Bankaların karı tüm dönemlerin en yükseğine çıkarak rekor kırdı. Bankalar 2020'de cenneti yaşadı. Tüm toplumu borçlandırarak kara geçtiler ama böyle bir ‘büyümenin’ kime ne faydası oldu?

Piyasalarda böylesi aşırı kredi pompalaması finansal şişmanlamaya, hatta obeziteye yol açmanın yanı sıra TL’nin değerini de eritti.

Enflasyon -TÜİK’e göre- %15'i aştı. Kişi başına GSYH 613 dolar azaldı.

Demek ki bu yoksullaştıran, işsizleştiren, borçlandıran bir büyüme oldu. İş gücünün milli gelirden aldığı pay azaldı ama sanayide daha az işçiyle sömürüyü yoğunlaştırarak yine de %2 büyüme sağlandı.

AKP Türkiye'sinde bütün kavramların içinin boşaldığına hatta tam tersine çevrildiğine tanık oluyoruz. 2013'te kişi başı GSYH 12.852 dolar idi. Bu sene 8599 dolar oldu. 7 yıldır da sürekli geriliyor. Bu gidişle AKP sloganı değiştirip’ Hedef 2013’ yapabilir.

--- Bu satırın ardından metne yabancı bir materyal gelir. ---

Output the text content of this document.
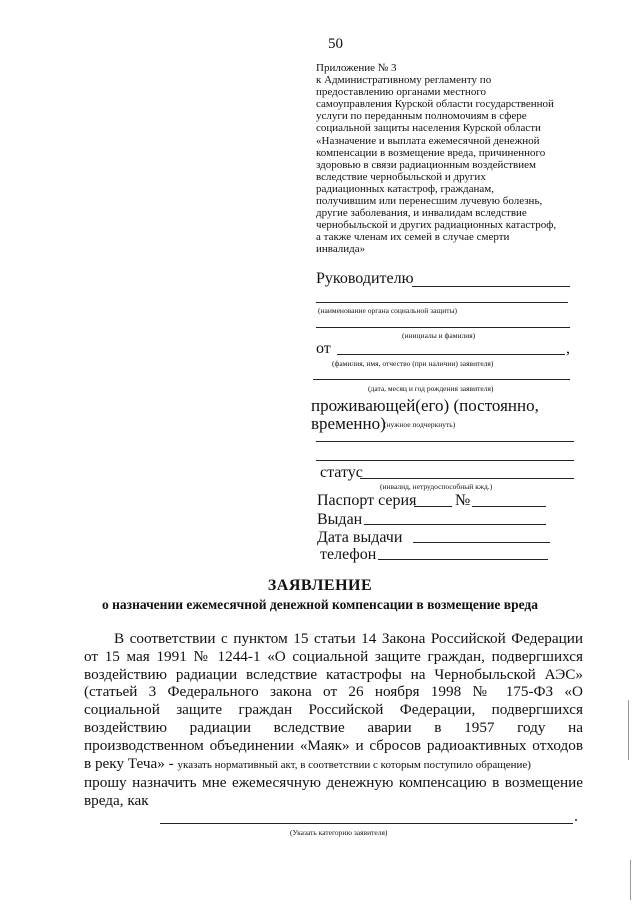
50
Приложение № 3
к Административному регламенту по
предоставлению органами местного
самоуправления Курской области государственной
услуги по переданным полномочиям в сфере
социальной защиты населения Курской области
«Назначение и выплата ежемесячной денежной
компенсации в возмещение вреда, причиненного
здоровью в связи радиационным воздействием
вследствие чернобыльской и других
радиационных катастроф, гражданам,
получившим или перенесшим лучевую болезнь,
другие заболевания, и инвалидам вследствие
чернобыльской и других радиационных катастроф,
а также членам их семей в случае смерти
инвалида»
Руководителю
(наименование органа социальной защиты)
(инициалы и фамилия)
от	,
(фамилия, имя, отчество (при наличии) заявителя)
(дата, месяц и год рождения заявителя)
проживающей(его) (постоянно,
временно)
(нужное подчеркнуть)
статус
(инвалид, нетрудоспособный кжд.)
Паспорт серия №
Выдан
Дата выдачи
телефон
ЗАЯВЛЕНИЕ
о назначении ежемесячной денежной компенсации в возмещение вреда
В соответствии с пунктом 15 статьи 14 Закона Российской Федерации
от 15 мая 1991 № 1244-1 «О социальной защите граждан, подвергшихся
воздействию радиации вследствие катастрофы на Чернобыльской АЭС»
(статьей 3 Федерального закона от 26 ноября 1998 № 175-ФЗ «О
социальной защите граждан Российской Федерации, подвергшихся
воздействию радиации вследствие аварии в 1957 году на
производственном объединении «Маяк» и сбросов радиоактивных отходов
в реку Теча» - указать нормативный акт, в соответствии с которым поступило обращение)
прошу назначить мне ежемесячную денежную компенсацию в возмещение
вреда, как
.
(Указать категорию заявителя)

Kasımdan bu yana ilan edileceği açıklanan ‘yargı reformu’ da benzer bir tablo sundu. Reform ‘iyileştirme’ demektir. Oysa Erdoğan'ın 2 Mart'ta ilan ettiği ‘İnsan Hakları Eylem Planı’nın içinde’ iyileştirme’ denebilecek somut hiçbir madde yoktu tersine daha baştan ‘çiçek- diken’ ayrımı yaparak yurttaşların hukuk önünde eşit sayılmayacağını açıkça ilan etti. Ki zaten mevcut yargı krizinin kökünde yatan en temel nedenlerden birisi, siyasal muhaliflere yasalar hatta anayasa açıkça çiğnenerek muamele edilmesi. AYM kararlarının uygulanmaması.

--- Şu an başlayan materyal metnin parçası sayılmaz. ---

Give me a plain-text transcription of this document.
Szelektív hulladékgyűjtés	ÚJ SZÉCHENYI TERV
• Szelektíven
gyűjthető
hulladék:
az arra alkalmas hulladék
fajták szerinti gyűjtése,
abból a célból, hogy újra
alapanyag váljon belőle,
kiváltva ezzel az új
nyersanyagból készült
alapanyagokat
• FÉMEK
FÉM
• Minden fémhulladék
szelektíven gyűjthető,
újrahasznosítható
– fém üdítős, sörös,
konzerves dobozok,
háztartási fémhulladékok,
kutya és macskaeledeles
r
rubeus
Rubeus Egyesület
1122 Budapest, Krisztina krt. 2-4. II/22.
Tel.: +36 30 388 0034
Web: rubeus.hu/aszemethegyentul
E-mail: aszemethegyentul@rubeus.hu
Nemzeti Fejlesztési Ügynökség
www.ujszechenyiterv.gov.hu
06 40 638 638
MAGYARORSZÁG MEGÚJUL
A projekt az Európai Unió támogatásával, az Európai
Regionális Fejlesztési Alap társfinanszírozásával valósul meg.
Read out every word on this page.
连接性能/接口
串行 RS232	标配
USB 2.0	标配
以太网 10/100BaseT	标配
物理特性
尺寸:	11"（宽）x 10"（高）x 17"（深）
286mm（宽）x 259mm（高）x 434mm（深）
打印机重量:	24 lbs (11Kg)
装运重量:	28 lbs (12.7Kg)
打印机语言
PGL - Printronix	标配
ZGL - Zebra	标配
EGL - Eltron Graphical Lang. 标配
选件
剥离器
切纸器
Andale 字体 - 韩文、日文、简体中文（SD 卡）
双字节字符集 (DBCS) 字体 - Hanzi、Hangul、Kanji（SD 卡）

Bu çerçevede İnsan Hakları Eylem Planı’nda ‘yıldızlara gidişin yol haritasını’ keşfeden TBB Başkanı Metin Feyzioğlu son derece haklıdır! Süslü sözler, ifade, basın özgürlüğü vaatleri hep genel sözlerde yer almış ama somut ‘eylem planlarında’ hak ve özgürlükleri genişletici, yargı bağımsızlığına bir nebze olsun hizmet eden hiçbir vaat yer almamıştır. Hukuk fakültesinin beş yıla çıkarılmasını ya da icra edilmiş malların internet üzerinden satılmasının neresi reformdur? Bu ‘eylem planı’ bizi insan haklarına değil Alice masallar diyarına götürür. Kaldı ki bu haliyle bile ‘uygulama süresi 2 yıl’ denilerek upuzun bir sürece yayılmıştır. Adalet Bakanlığı’nın 2 yıl önce 2013'te ilan ettiği bir önceki ‘yargı reformu’nun büyük oranda uygulanmaması 2021’deki İnsan Hakları Eylem Planı’nın da ‘kaderinin’ ne olacağını az çok göstermektedir.

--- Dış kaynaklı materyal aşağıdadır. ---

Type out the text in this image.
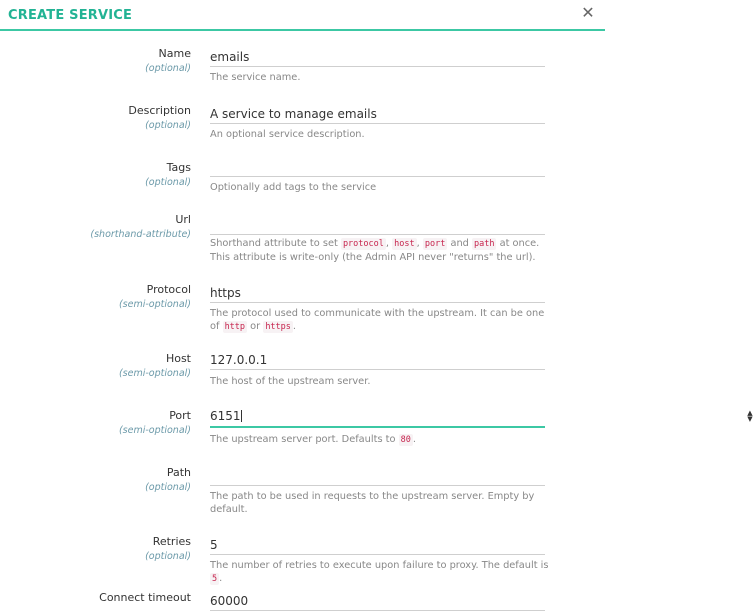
CREATE SERVICE	✕
Name
(optional)
emails
The service name.
Description
(optional)
A service to manage emails
An optional service description.
Tags
(optional) Optionally add tags to the service
Url
(shorthand-attribute)
Shorthand attribute to set protocol , host , port and path at once.
This attribute is write-only (the Admin API never "returns" the url).
Protocol
(semi-optional)
https
The protocol used to communicate with the upstream. It can be one of http or https .
Host
(semi-optional)
127.0.0.1
The host of the upstream server.
Port
(semi-optional)
6151	▲
▼
The upstream server port. Defaults to 80 .
Path
(optional)
The path to be used in requests to the upstream server. Empty by default.
Retries
(optional)
5
The number of retries to execute upon failure to proxy. The default is 5 .
Connect timeout
60000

Kimsenin AKP-MHP iktidarından hukuk devleti ve yargı bağımsızlığı beklediğini sanmıyorum ama mevcut tablo ‘kanun devleti'nin de çok çok gerisindedir. İktidar bir yanda halkın yasalara, Anayasa’ya harfiyen uymasını istemekte ama diğer yandan ise kendisini hiçbir yasayla hatta Anayasa’yla da bağlı saymamaktadır. 2016’da ilan edilen OHAL fiilen devam etmektedir.

‘Yargı reformu’ açıklamasının yapılacağı aynı gün içerisinde hem AKP Grup Başkanvekili Cahit Özkan'ın hem de iktidarın fiili ortağı MHP lideri Bahçeli'nin ‘HDP'nin kapatılması’ yönündeki söylemleri ortadaki garabeti yeterince sergilemektedir.

Toparlarsak ekonomide ‘büyüme rakamlarının’ perdeleyemediği krize siyasette ‘reform’ söyleminin çuvalına sığmayan büyük sıkışma eşlik etmektedir. Bütün kavramlar kendi karşıtına dönüşürken ülke yeni bir siyasetin özlemini çekmektedir.